Из этого ты видишь, что я бросился к Tirât не по нежеланию пить воды в Эмсе. О водах в Эмсе мне Тильман ничего, не говорил, а Цемплину я не верю не потому, что он получает 50 000 талеров, а потому, что он шарлатан, невежда и мошенник. А что Тильман меня послал к нему, это очень просто: больше не к кому было послать: на этих водах всего два доктора, одни шарлатан и невежда, но не дурак, а другой и шарлатан, и невежда, и дурак вдобавок. Я уже не говорю о том, что Тильман для меня совсем не то, что Магомет для мусульман. Он прекрасный доктор и прекрасный человек, но из этого не слёдует; чтобы все люди, с которыми он связан знакомством и которых он хвалит, походили на него, и чтобы он не мог ошибаться. Я обратился к Tirât, как к известному в Европе специальному для грудных болезней доктору, изобретшему новое и самое действительное против чахотки средство, тайну которого он хранит для себя. Я не имею ни малейшего желания умереть, а, напротив, имею сильное желание жить; сверх того, я обязан семейством стараться о сохранении моей жизни. Теперь: хорош бы я был, если б предпочел г. Цемплина, доказавшего мне свое невежество и свое невнимание к больным, г-ну Тира, о котором Анненков рассказывал мне чудеса, которых очевидным свидетелем он был сам, ежедневно посещая m-me Языкову. Но твое болезненное воображение и тут умело сочинить целую небывалую историю, чтобы мучить себя. Ты вообразила, что Языкова лечилась года полтора и т. д. Слушай же, как она лечилась. Она целые дни палила и жгла папиросы, несмотря на строжайшее запрещение Tirât, сама их приготовляла на машинке, сидя над кучею табаку и вдыхая в себя его ядовитую пыль. Вместо того, чтобы ложиться в 9 и в 10 часов, она просиживала ночи до 5 часов. Сверх того, она считает себя большим знатоком в медицине и, лечась лекарствами Тира, принимала еще и свои. А лечилась она у него не 1 1/2 года, как пишешь ты, а только одну зиму, – и несмотря на всё это, несмотря на то, что он нашел ее готовою умереть через три дня, – он отпустил ее в Россию почти здоровою. Ведь это уже не просто лечение, а что-то вроде чуда! Но, что касается до меня, у меня есть какое-то глубокое убеждение, что Tirât сделает меня совершенно здоровым, приведет в лучшее положение, нежели в каком я был лет 5 назад.

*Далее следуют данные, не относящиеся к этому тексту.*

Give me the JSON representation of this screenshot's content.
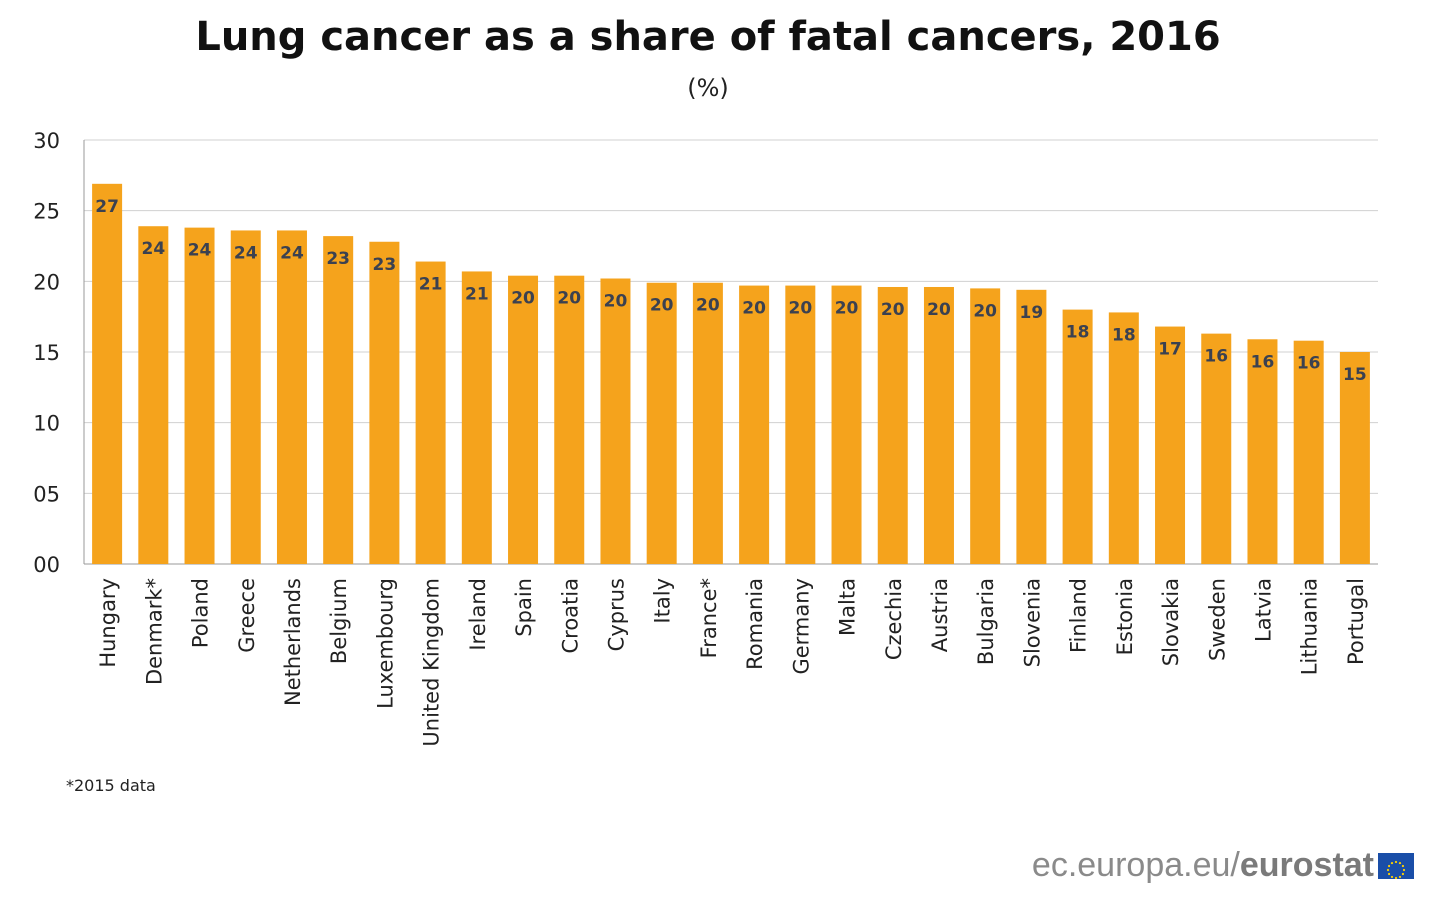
{
  "chart_data": {
    "type": "bar",
    "title": "Lung cancer as a share of fatal cancers, 2016",
    "subtitle": "(%)",
    "xlabel": "",
    "ylabel": "",
    "ylim": [
      0,
      30
    ],
    "yticks": [
      0,
      5,
      10,
      15,
      20,
      25,
      30
    ],
    "ytick_labels": [
      "00",
      "05",
      "10",
      "15",
      "20",
      "25",
      "30"
    ],
    "grid": true,
    "categories": [
      "Hungary",
      "Denmark*",
      "Poland",
      "Greece",
      "Netherlands",
      "Belgium",
      "Luxembourg",
      "United Kingdom",
      "Ireland",
      "Spain",
      "Croatia",
      "Cyprus",
      "Italy",
      "France*",
      "Romania",
      "Germany",
      "Malta",
      "Czechia",
      "Austria",
      "Bulgaria",
      "Slovenia",
      "Finland",
      "Estonia",
      "Slovakia",
      "Sweden",
      "Latvia",
      "Lithuania",
      "Portugal"
    ],
    "values": [
      26.9,
      23.9,
      23.8,
      23.6,
      23.6,
      23.2,
      22.8,
      21.4,
      20.7,
      20.4,
      20.4,
      20.2,
      19.9,
      19.9,
      19.7,
      19.7,
      19.7,
      19.6,
      19.6,
      19.5,
      19.4,
      18.0,
      17.8,
      16.8,
      16.3,
      15.9,
      15.8,
      15.0
    ],
    "data_labels": [
      "27",
      "24",
      "24",
      "24",
      "24",
      "23",
      "23",
      "21",
      "21",
      "20",
      "20",
      "20",
      "20",
      "20",
      "20",
      "20",
      "20",
      "20",
      "20",
      "20",
      "19",
      "18",
      "18",
      "17",
      "16",
      "16",
      "16",
      "15"
    ],
    "bar_color": "#f5a31c",
    "label_color": "#3b4150"
  },
  "footnote": "*2015 data",
  "source": {
    "prefix": "ec.europa.eu/",
    "brand": "eurostat"
  }
}
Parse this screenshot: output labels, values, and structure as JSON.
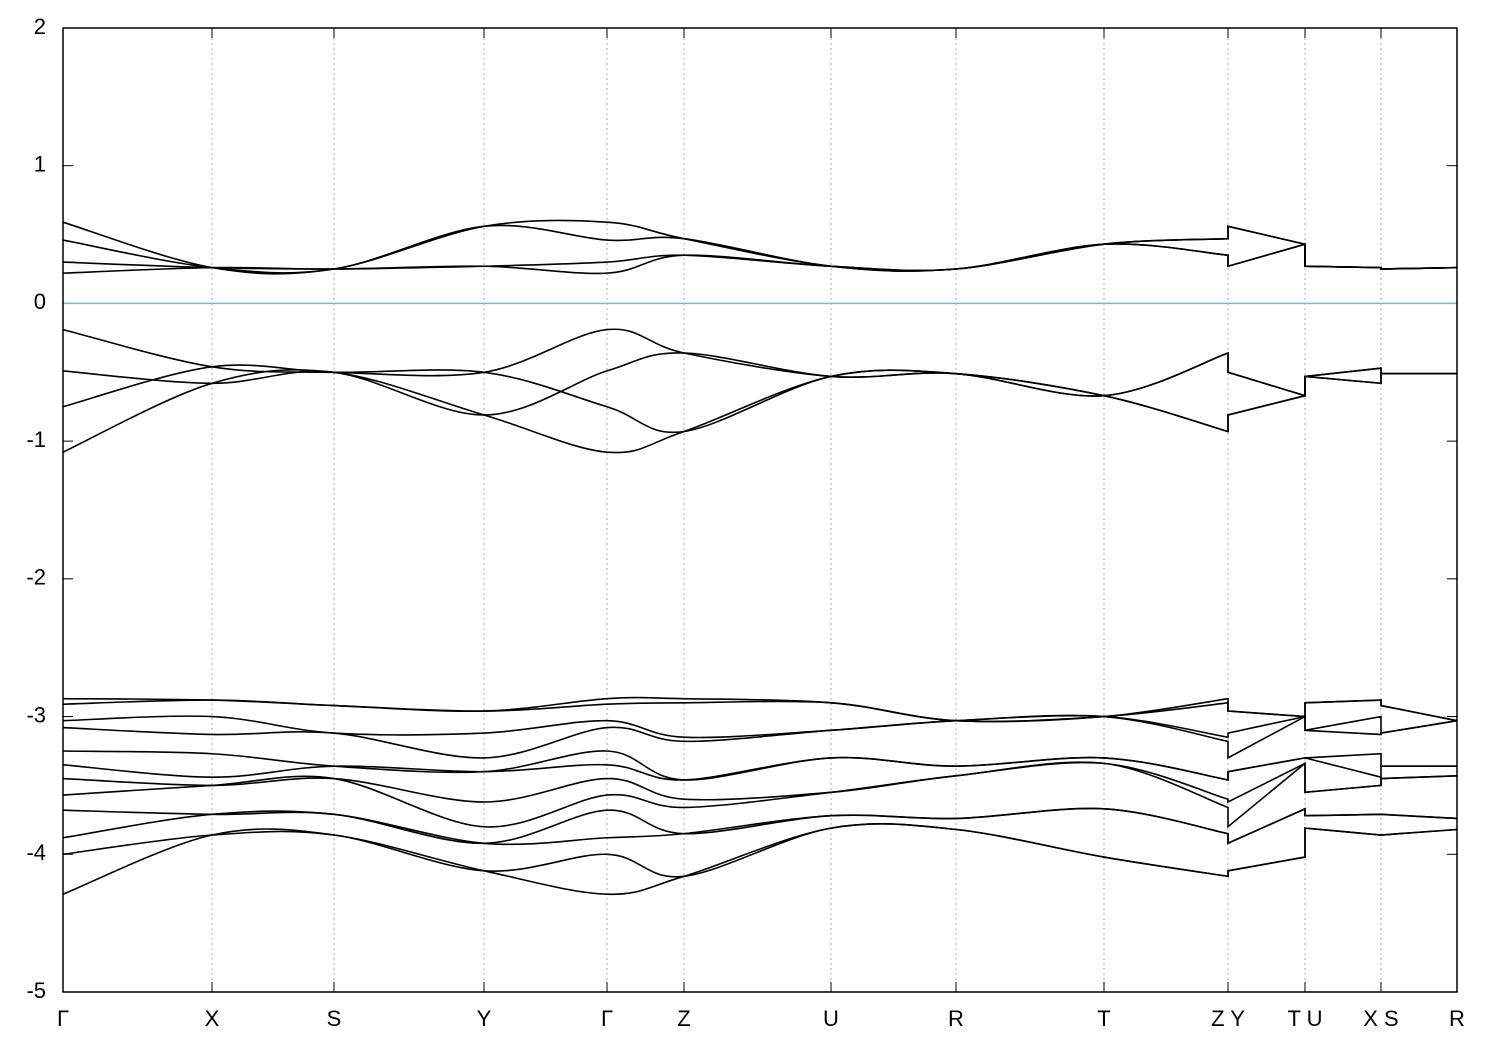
{
  "chart_data": {
    "type": "line",
    "x": [
      0,
      1.49,
      2.71,
      4.21,
      5.44,
      6.21,
      7.68,
      8.93,
      10.41,
      11.65,
      11.65,
      12.42,
      12.42,
      13.18,
      13.18,
      13.94
    ],
    "xlim": [
      0,
      13.94
    ],
    "xticks": [
      {
        "value": 0,
        "label": "Γ"
      },
      {
        "value": 1.49,
        "label": "X"
      },
      {
        "value": 2.71,
        "label": "S"
      },
      {
        "value": 4.21,
        "label": "Y"
      },
      {
        "value": 5.44,
        "label": "Γ"
      },
      {
        "value": 6.21,
        "label": "Z"
      },
      {
        "value": 7.68,
        "label": "U"
      },
      {
        "value": 8.93,
        "label": "R"
      },
      {
        "value": 10.41,
        "label": "T"
      },
      {
        "value": 11.65,
        "label": "Z Y"
      },
      {
        "value": 12.42,
        "label": "T U"
      },
      {
        "value": 13.18,
        "label": "X S"
      },
      {
        "value": 13.94,
        "label": "R"
      }
    ],
    "ylim": [
      -5,
      2
    ],
    "yticks": [
      -5,
      -4,
      -3,
      -2,
      -1,
      0,
      1,
      2
    ],
    "grid_x": true,
    "reference_line": {
      "y": 0,
      "color": "#6cbccc"
    },
    "series": [
      {
        "color": "#000000",
        "values": [
          0.59,
          0.26,
          0.25,
          0.56,
          0.59,
          0.47,
          0.27,
          0.25,
          0.43,
          0.47,
          0.56,
          0.43,
          0.27,
          0.26,
          0.25,
          0.26
        ]
      },
      {
        "color": "#000000",
        "values": [
          0.46,
          0.26,
          0.25,
          0.56,
          0.46,
          0.47,
          0.27,
          0.25,
          0.43,
          0.47,
          0.56,
          0.43,
          0.27,
          0.26,
          0.25,
          0.26
        ]
      },
      {
        "color": "#000000",
        "values": [
          0.3,
          0.26,
          0.25,
          0.27,
          0.3,
          0.35,
          0.27,
          0.25,
          0.43,
          0.35,
          0.27,
          0.43,
          0.27,
          0.26,
          0.25,
          0.26
        ]
      },
      {
        "color": "#000000",
        "values": [
          0.22,
          0.26,
          0.25,
          0.27,
          0.22,
          0.35,
          0.27,
          0.25,
          0.43,
          0.35,
          0.27,
          0.43,
          0.27,
          0.26,
          0.25,
          0.26
        ]
      },
      {
        "color": "#000000",
        "values": [
          -0.19,
          -0.46,
          -0.5,
          -0.5,
          -0.19,
          -0.36,
          -0.53,
          -0.51,
          -0.67,
          -0.36,
          -0.5,
          -0.67,
          -0.53,
          -0.47,
          -0.51,
          -0.51
        ]
      },
      {
        "color": "#000000",
        "values": [
          -0.49,
          -0.58,
          -0.5,
          -0.81,
          -0.49,
          -0.36,
          -0.53,
          -0.51,
          -0.67,
          -0.36,
          -0.5,
          -0.67,
          -0.53,
          -0.58,
          -0.51,
          -0.51
        ]
      },
      {
        "color": "#000000",
        "values": [
          -0.75,
          -0.46,
          -0.5,
          -0.5,
          -0.75,
          -0.93,
          -0.53,
          -0.51,
          -0.67,
          -0.93,
          -0.81,
          -0.67,
          -0.53,
          -0.47,
          -0.51,
          -0.51
        ]
      },
      {
        "color": "#000000",
        "values": [
          -1.08,
          -0.58,
          -0.5,
          -0.81,
          -1.08,
          -0.93,
          -0.53,
          -0.51,
          -0.67,
          -0.93,
          -0.81,
          -0.67,
          -0.53,
          -0.58,
          -0.51,
          -0.51
        ]
      },
      {
        "color": "#000000",
        "values": [
          -2.87,
          -2.88,
          -2.92,
          -2.96,
          -2.87,
          -2.87,
          -2.9,
          -3.03,
          -3.0,
          -2.87,
          -2.96,
          -3.0,
          -2.9,
          -2.88,
          -2.92,
          -3.03
        ]
      },
      {
        "color": "#000000",
        "values": [
          -2.91,
          -2.88,
          -2.92,
          -2.96,
          -2.91,
          -2.9,
          -2.9,
          -3.03,
          -3.0,
          -2.9,
          -2.96,
          -3.0,
          -2.9,
          -2.88,
          -2.92,
          -3.03
        ]
      },
      {
        "color": "#000000",
        "values": [
          -3.03,
          -3.0,
          -3.12,
          -3.12,
          -3.03,
          -3.15,
          -3.1,
          -3.03,
          -3.0,
          -3.15,
          -3.12,
          -3.0,
          -3.1,
          -3.0,
          -3.12,
          -3.03
        ]
      },
      {
        "color": "#000000",
        "values": [
          -3.08,
          -3.13,
          -3.12,
          -3.3,
          -3.08,
          -3.18,
          -3.1,
          -3.03,
          -3.0,
          -3.18,
          -3.3,
          -3.0,
          -3.1,
          -3.13,
          -3.12,
          -3.03
        ]
      },
      {
        "color": "#000000",
        "values": [
          -3.25,
          -3.27,
          -3.36,
          -3.4,
          -3.25,
          -3.46,
          -3.3,
          -3.36,
          -3.3,
          -3.46,
          -3.4,
          -3.3,
          -3.3,
          -3.27,
          -3.36,
          -3.36
        ]
      },
      {
        "color": "#000000",
        "values": [
          -3.35,
          -3.44,
          -3.36,
          -3.4,
          -3.35,
          -3.46,
          -3.3,
          -3.36,
          -3.3,
          -3.46,
          -3.4,
          -3.3,
          -3.3,
          -3.44,
          -3.36,
          -3.36
        ]
      },
      {
        "color": "#000000",
        "values": [
          -3.45,
          -3.5,
          -3.45,
          -3.62,
          -3.45,
          -3.6,
          -3.55,
          -3.43,
          -3.34,
          -3.6,
          -3.62,
          -3.34,
          -3.55,
          -3.5,
          -3.45,
          -3.43
        ]
      },
      {
        "color": "#000000",
        "values": [
          -3.57,
          -3.5,
          -3.45,
          -3.8,
          -3.57,
          -3.66,
          -3.55,
          -3.43,
          -3.34,
          -3.66,
          -3.8,
          -3.34,
          -3.55,
          -3.5,
          -3.45,
          -3.43
        ]
      },
      {
        "color": "#000000",
        "values": [
          -3.68,
          -3.71,
          -3.71,
          -3.92,
          -3.68,
          -3.85,
          -3.72,
          -3.74,
          -3.67,
          -3.85,
          -3.92,
          -3.67,
          -3.72,
          -3.71,
          -3.71,
          -3.74
        ]
      },
      {
        "color": "#000000",
        "values": [
          -3.88,
          -3.71,
          -3.71,
          -3.92,
          -3.88,
          -3.85,
          -3.72,
          -3.74,
          -3.67,
          -3.85,
          -3.92,
          -3.67,
          -3.72,
          -3.71,
          -3.71,
          -3.74
        ]
      },
      {
        "color": "#000000",
        "values": [
          -4.0,
          -3.86,
          -3.86,
          -4.12,
          -4.0,
          -4.16,
          -3.81,
          -3.82,
          -4.02,
          -4.16,
          -4.12,
          -4.02,
          -3.81,
          -3.86,
          -3.86,
          -3.82
        ]
      },
      {
        "color": "#000000",
        "values": [
          -4.29,
          -3.86,
          -3.86,
          -4.12,
          -4.29,
          -4.16,
          -3.81,
          -3.82,
          -4.02,
          -4.16,
          -4.12,
          -4.02,
          -3.81,
          -3.86,
          -3.86,
          -3.82
        ]
      }
    ]
  }
}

Ты всё думаешь, что я бросился в Париж для удовольствий, для кутежа; а если бы не слова Анненкова о Tirât, так я из Зальцбрунна бросился бы сломя голову в Петербург. Я уверен, что ты думаешь теперь, что я уже и бог знает как повредил себе разными наслаждениями и вином и прочим; но я – мое тебе честное слово – до сих пор ни капли вина в рот не взял, а о прочем, может быть, и не подумал ни разу. Я совсем не так жаден к удовольствиям, как ты думаешь, и если я действительно несколько повредил себе вином прошлое лето, – так это вина не моя, а Тильмана: скажи он мне, что у меня были раны на легких и что я легко при невоздержании могу дойти вот до таких-то и таких-то последствий, – да мне насильно никто не впустил бы в рот капли вина. Вот и с этой стороны мне Tirât особенное внушает к себе доверие: он сказал, что считает долгом обманывать только таких больных, которые неизлечимы и близки к смерти; но что, как скоро есть какая-нибудь надежда на излечение, он никогда не скрывает от больного его положения, но говорит ему сущую правду, а уж тот веди себя сам как хочет. Как только Tirât выпустит меня из своего maison de santê[297] и скажет мне, что ему больше нечего делать со мною, – сейчас же скачу домой, и если промедлю недельку в Париже (мне хочется посмотреть на театры), то в таком только случае, если известия от тебя будут благоприятны.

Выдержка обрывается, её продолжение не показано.